The agency has entered into a contract with Chayton Atlas Investments, an investment holding company within Chayton Atlas Agricultural Company (the Fund), a private equity fund with extensive regional farming experience focused on investing in agribusiness in countries in the Southern African Development Community (SADC).
Under the contract, MIGA will provide political risk cover for Chayton's investments in Zambia and Botswana subject to the Fund meeting MIGA's underwriting standards. MIGA and Chayton have agreed on a fixed guarantee premium that will not change during the life of the contract and MIGA has reserved capacity for Chayton's investments. The first planned investment is $10 million for the purchase and expansion of irrigated cultivation on a farm in Zambia. The Fund plans to make a further $40 million equity investment in the modernization and expansion of primary production and other agri-businesses in the region, bringing the total investments to $50 million.
The Fund’s investments will promote strong developmental impact including technology transfer, employment, and food security.
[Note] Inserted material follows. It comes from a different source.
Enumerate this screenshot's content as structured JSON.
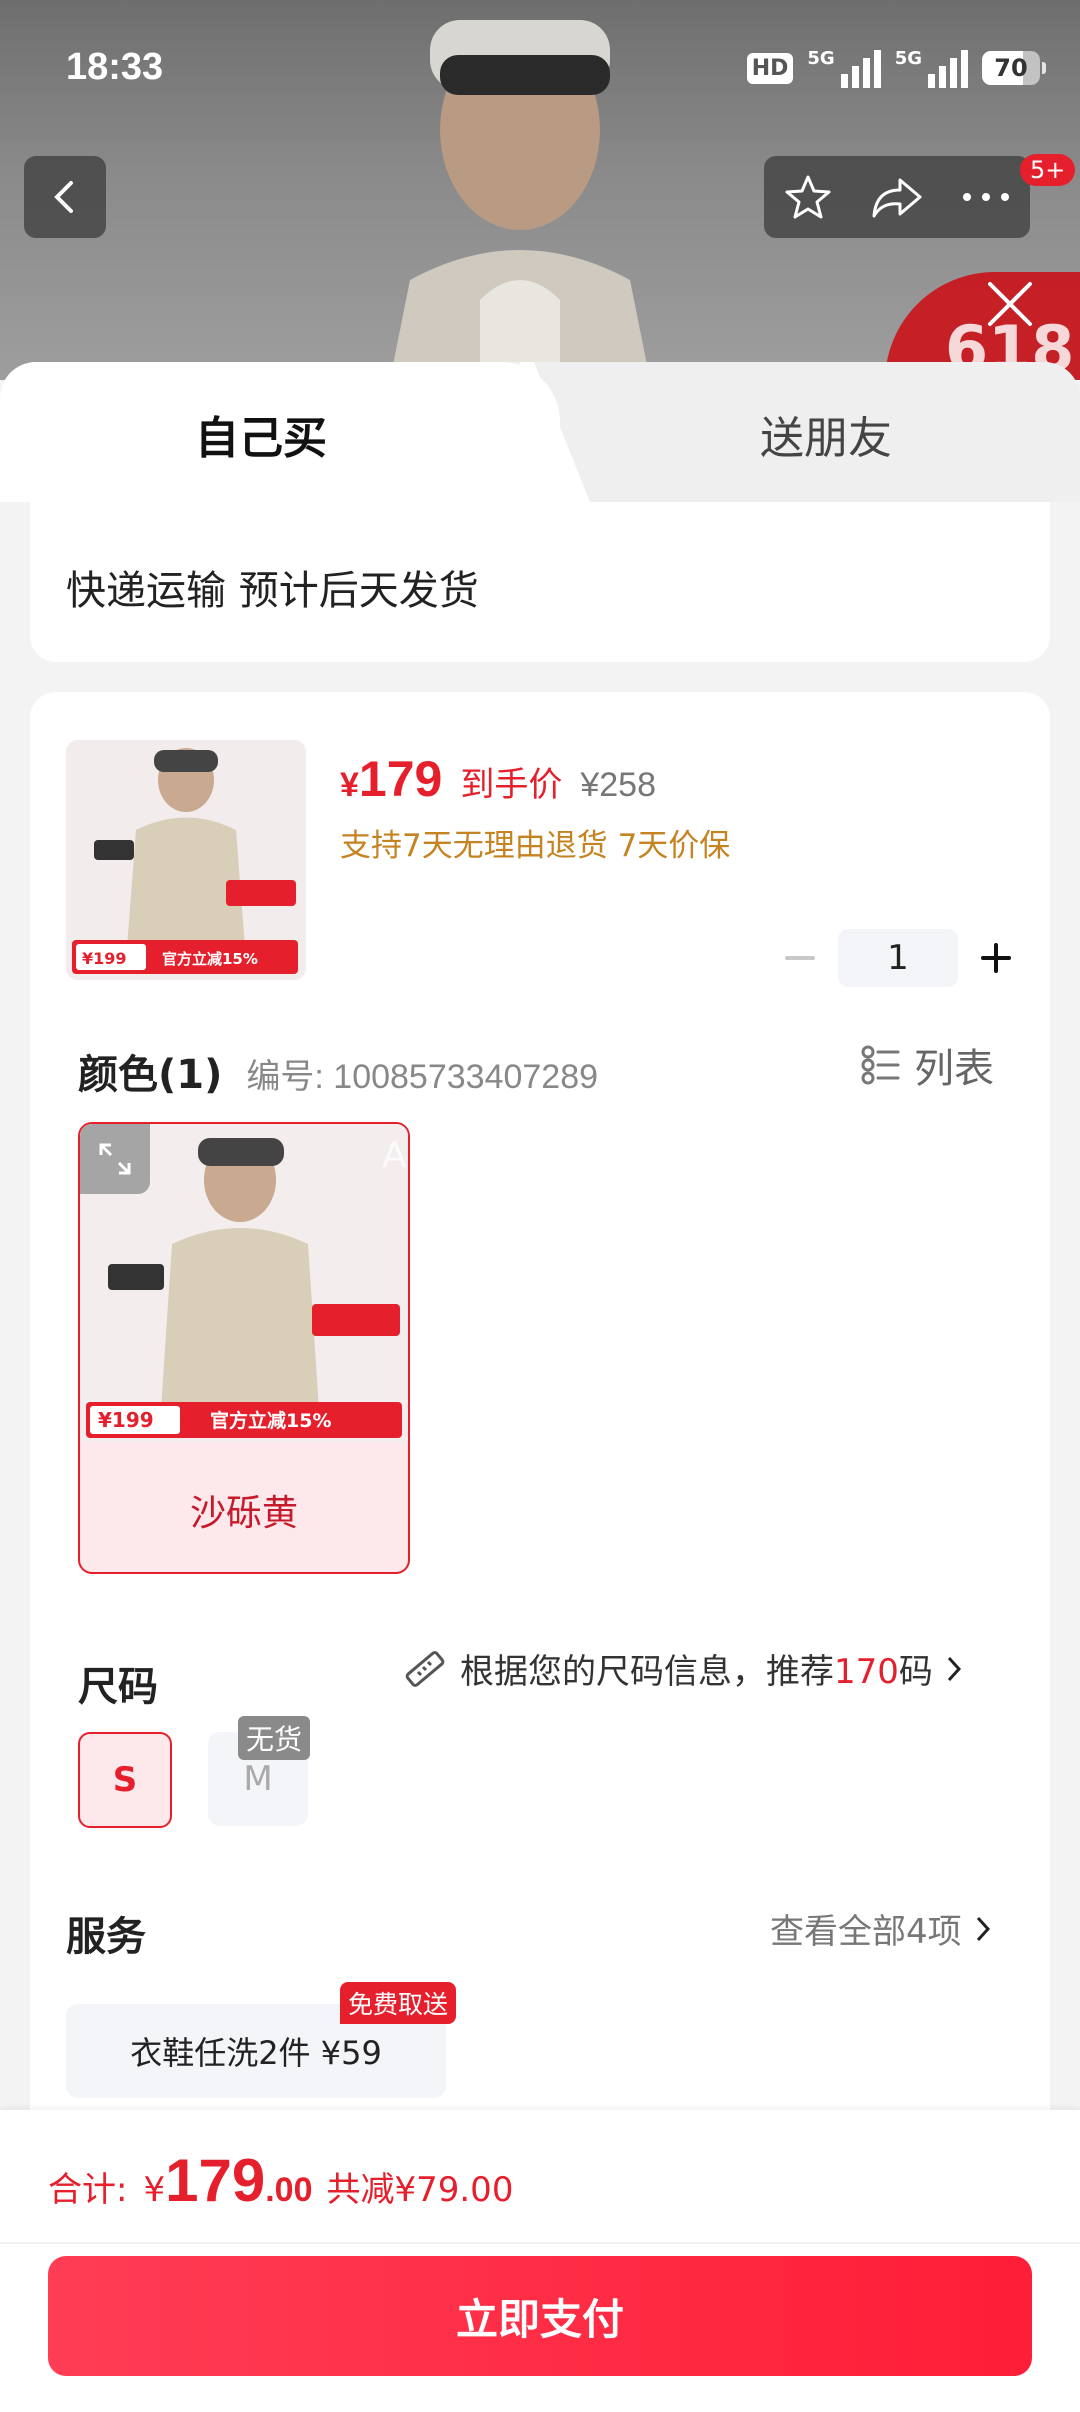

The main objectives are to expand and improve farm land irrigation, improve farming techniques, and achieve economies of scale through vertical integration across the agribusiness value chain. The resulting produce is intended for sale within sub-Saharan Africa.
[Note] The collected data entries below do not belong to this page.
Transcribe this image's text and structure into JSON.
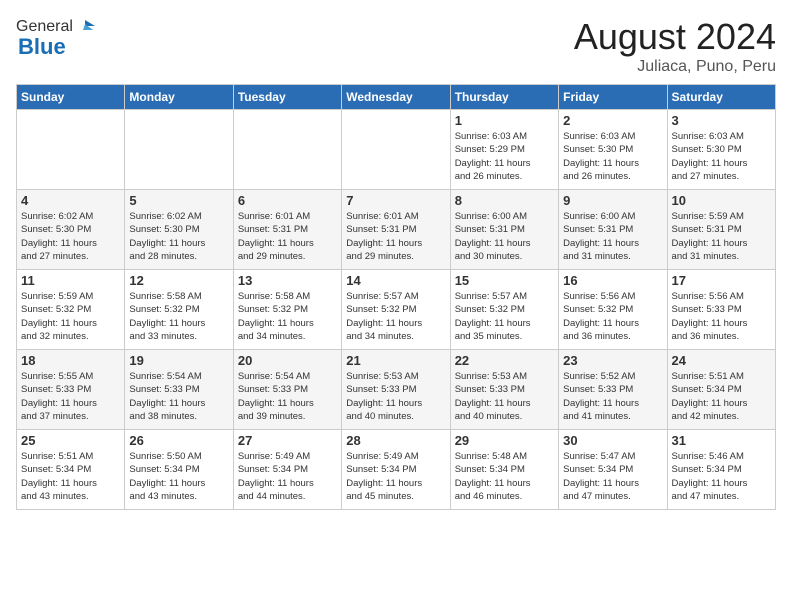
{
  "header": {
    "logo_general": "General",
    "logo_blue": "Blue",
    "month_year": "August 2024",
    "location": "Juliaca, Puno, Peru"
  },
  "weekdays": [
    "Sunday",
    "Monday",
    "Tuesday",
    "Wednesday",
    "Thursday",
    "Friday",
    "Saturday"
  ],
  "weeks": [
    [
      {
        "day": "",
        "info": ""
      },
      {
        "day": "",
        "info": ""
      },
      {
        "day": "",
        "info": ""
      },
      {
        "day": "",
        "info": ""
      },
      {
        "day": "1",
        "info": "Sunrise: 6:03 AM\nSunset: 5:29 PM\nDaylight: 11 hours\nand 26 minutes."
      },
      {
        "day": "2",
        "info": "Sunrise: 6:03 AM\nSunset: 5:30 PM\nDaylight: 11 hours\nand 26 minutes."
      },
      {
        "day": "3",
        "info": "Sunrise: 6:03 AM\nSunset: 5:30 PM\nDaylight: 11 hours\nand 27 minutes."
      }
    ],
    [
      {
        "day": "4",
        "info": "Sunrise: 6:02 AM\nSunset: 5:30 PM\nDaylight: 11 hours\nand 27 minutes."
      },
      {
        "day": "5",
        "info": "Sunrise: 6:02 AM\nSunset: 5:30 PM\nDaylight: 11 hours\nand 28 minutes."
      },
      {
        "day": "6",
        "info": "Sunrise: 6:01 AM\nSunset: 5:31 PM\nDaylight: 11 hours\nand 29 minutes."
      },
      {
        "day": "7",
        "info": "Sunrise: 6:01 AM\nSunset: 5:31 PM\nDaylight: 11 hours\nand 29 minutes."
      },
      {
        "day": "8",
        "info": "Sunrise: 6:00 AM\nSunset: 5:31 PM\nDaylight: 11 hours\nand 30 minutes."
      },
      {
        "day": "9",
        "info": "Sunrise: 6:00 AM\nSunset: 5:31 PM\nDaylight: 11 hours\nand 31 minutes."
      },
      {
        "day": "10",
        "info": "Sunrise: 5:59 AM\nSunset: 5:31 PM\nDaylight: 11 hours\nand 31 minutes."
      }
    ],
    [
      {
        "day": "11",
        "info": "Sunrise: 5:59 AM\nSunset: 5:32 PM\nDaylight: 11 hours\nand 32 minutes."
      },
      {
        "day": "12",
        "info": "Sunrise: 5:58 AM\nSunset: 5:32 PM\nDaylight: 11 hours\nand 33 minutes."
      },
      {
        "day": "13",
        "info": "Sunrise: 5:58 AM\nSunset: 5:32 PM\nDaylight: 11 hours\nand 34 minutes."
      },
      {
        "day": "14",
        "info": "Sunrise: 5:57 AM\nSunset: 5:32 PM\nDaylight: 11 hours\nand 34 minutes."
      },
      {
        "day": "15",
        "info": "Sunrise: 5:57 AM\nSunset: 5:32 PM\nDaylight: 11 hours\nand 35 minutes."
      },
      {
        "day": "16",
        "info": "Sunrise: 5:56 AM\nSunset: 5:32 PM\nDaylight: 11 hours\nand 36 minutes."
      },
      {
        "day": "17",
        "info": "Sunrise: 5:56 AM\nSunset: 5:33 PM\nDaylight: 11 hours\nand 36 minutes."
      }
    ],
    [
      {
        "day": "18",
        "info": "Sunrise: 5:55 AM\nSunset: 5:33 PM\nDaylight: 11 hours\nand 37 minutes."
      },
      {
        "day": "19",
        "info": "Sunrise: 5:54 AM\nSunset: 5:33 PM\nDaylight: 11 hours\nand 38 minutes."
      },
      {
        "day": "20",
        "info": "Sunrise: 5:54 AM\nSunset: 5:33 PM\nDaylight: 11 hours\nand 39 minutes."
      },
      {
        "day": "21",
        "info": "Sunrise: 5:53 AM\nSunset: 5:33 PM\nDaylight: 11 hours\nand 40 minutes."
      },
      {
        "day": "22",
        "info": "Sunrise: 5:53 AM\nSunset: 5:33 PM\nDaylight: 11 hours\nand 40 minutes."
      },
      {
        "day": "23",
        "info": "Sunrise: 5:52 AM\nSunset: 5:33 PM\nDaylight: 11 hours\nand 41 minutes."
      },
      {
        "day": "24",
        "info": "Sunrise: 5:51 AM\nSunset: 5:34 PM\nDaylight: 11 hours\nand 42 minutes."
      }
    ],
    [
      {
        "day": "25",
        "info": "Sunrise: 5:51 AM\nSunset: 5:34 PM\nDaylight: 11 hours\nand 43 minutes."
      },
      {
        "day": "26",
        "info": "Sunrise: 5:50 AM\nSunset: 5:34 PM\nDaylight: 11 hours\nand 43 minutes."
      },
      {
        "day": "27",
        "info": "Sunrise: 5:49 AM\nSunset: 5:34 PM\nDaylight: 11 hours\nand 44 minutes."
      },
      {
        "day": "28",
        "info": "Sunrise: 5:49 AM\nSunset: 5:34 PM\nDaylight: 11 hours\nand 45 minutes."
      },
      {
        "day": "29",
        "info": "Sunrise: 5:48 AM\nSunset: 5:34 PM\nDaylight: 11 hours\nand 46 minutes."
      },
      {
        "day": "30",
        "info": "Sunrise: 5:47 AM\nSunset: 5:34 PM\nDaylight: 11 hours\nand 47 minutes."
      },
      {
        "day": "31",
        "info": "Sunrise: 5:46 AM\nSunset: 5:34 PM\nDaylight: 11 hours\nand 47 minutes."
      }
    ]
  ]
}
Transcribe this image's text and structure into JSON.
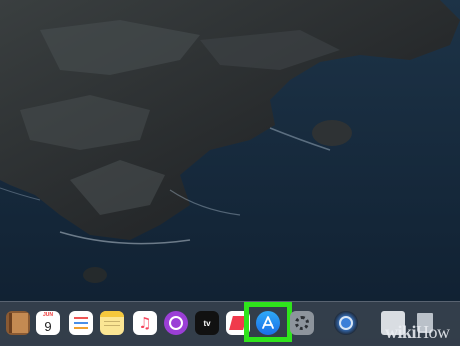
{
  "desktop": {
    "wallpaper": "Catalina coastline"
  },
  "dock": {
    "apps": [
      {
        "name": "notes-book",
        "icon": "book-icon"
      },
      {
        "name": "calendar",
        "icon": "calendar-icon",
        "month": "JUN",
        "day": "9"
      },
      {
        "name": "reminders",
        "icon": "reminders-icon"
      },
      {
        "name": "notes",
        "icon": "notes-icon"
      },
      {
        "name": "music",
        "icon": "music-icon"
      },
      {
        "name": "podcasts",
        "icon": "podcasts-icon"
      },
      {
        "name": "apple-tv",
        "icon": "apple-tv-icon",
        "label": "tv"
      },
      {
        "name": "news",
        "icon": "news-icon"
      },
      {
        "name": "app-store",
        "icon": "app-store-icon",
        "highlighted": true
      },
      {
        "name": "system-preferences",
        "icon": "gear-icon"
      },
      {
        "name": "quicktime",
        "icon": "quicktime-icon"
      },
      {
        "name": "downloads-stack",
        "icon": "stack-icon"
      },
      {
        "name": "trash",
        "icon": "trash-icon"
      }
    ],
    "highlight_color": "#2fe41c"
  },
  "watermark": {
    "bold": "wiki",
    "normal": "How"
  }
}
In a signing ceremony held in Washington, Izumi Kobayashi, MIGA’s Executive Vice President, noted the Fund is particularly important in an environment where investor confidence is lacking. “This blanket commitment of MIGA’s guarantee capacity will help Chayton Atlas raise risk capital at a critical time, especially as the African sub-continent recovers from economic turmoil. These investments will benefit an important sector, contributing to job creation and increased food security for many in the region.”
Chayton Capital CEO Neil Crowder noted the signing represents a landmark transaction not only for investors but more broadly for the region, as a potential catalyst to transform sub-Saharan Africa into an important food producer. “We are investing in sustainable agricultural ventures in Africa and see the opportunity to create and support agricultural companies that meet the return requirements necessary to attract foreign capital and to ensure that the many opportunities are developed in a sustainable way.”
This is the third master contract of guarantee that MIGA has signed with a private equity fund investing in sub-Saharan Africa. MIGA has also issued contracts to the African Development Corporation and to Sierra Leone Investment Fund LLC and ManoCap Soros Fund LLC. Under the contract with Chayton, MIGA will be offering breach of contract cover—the first time that such cover is being offered under a master contract.
Hal Bosher, MIGA’s underwriter for the contract says the master contract will facilitate the rapid issuance of MIGA’s coverage and provide critical risk management for African investors. “MIGA also, however, plays an important role for governments in assuring their countries benefit from responsible investments as we will review each investment to ensure eligibility and compliance with our underwriting standards—including the environmental and social impact.” Bosher says that MIGA was particularly interested in working with Chayton Atlas as agribusiness is a priority sector for MIGA and the World Bank Group.
Bosher also notes the contract underscores the strengthened cooperation between IFC, the private sector development arm of the World Bank Group, and MIGA. The two World Bank Group agencies have enhanced joint business development and cross-marketing support to achieve better services for clients and increased developmental impact in member countries.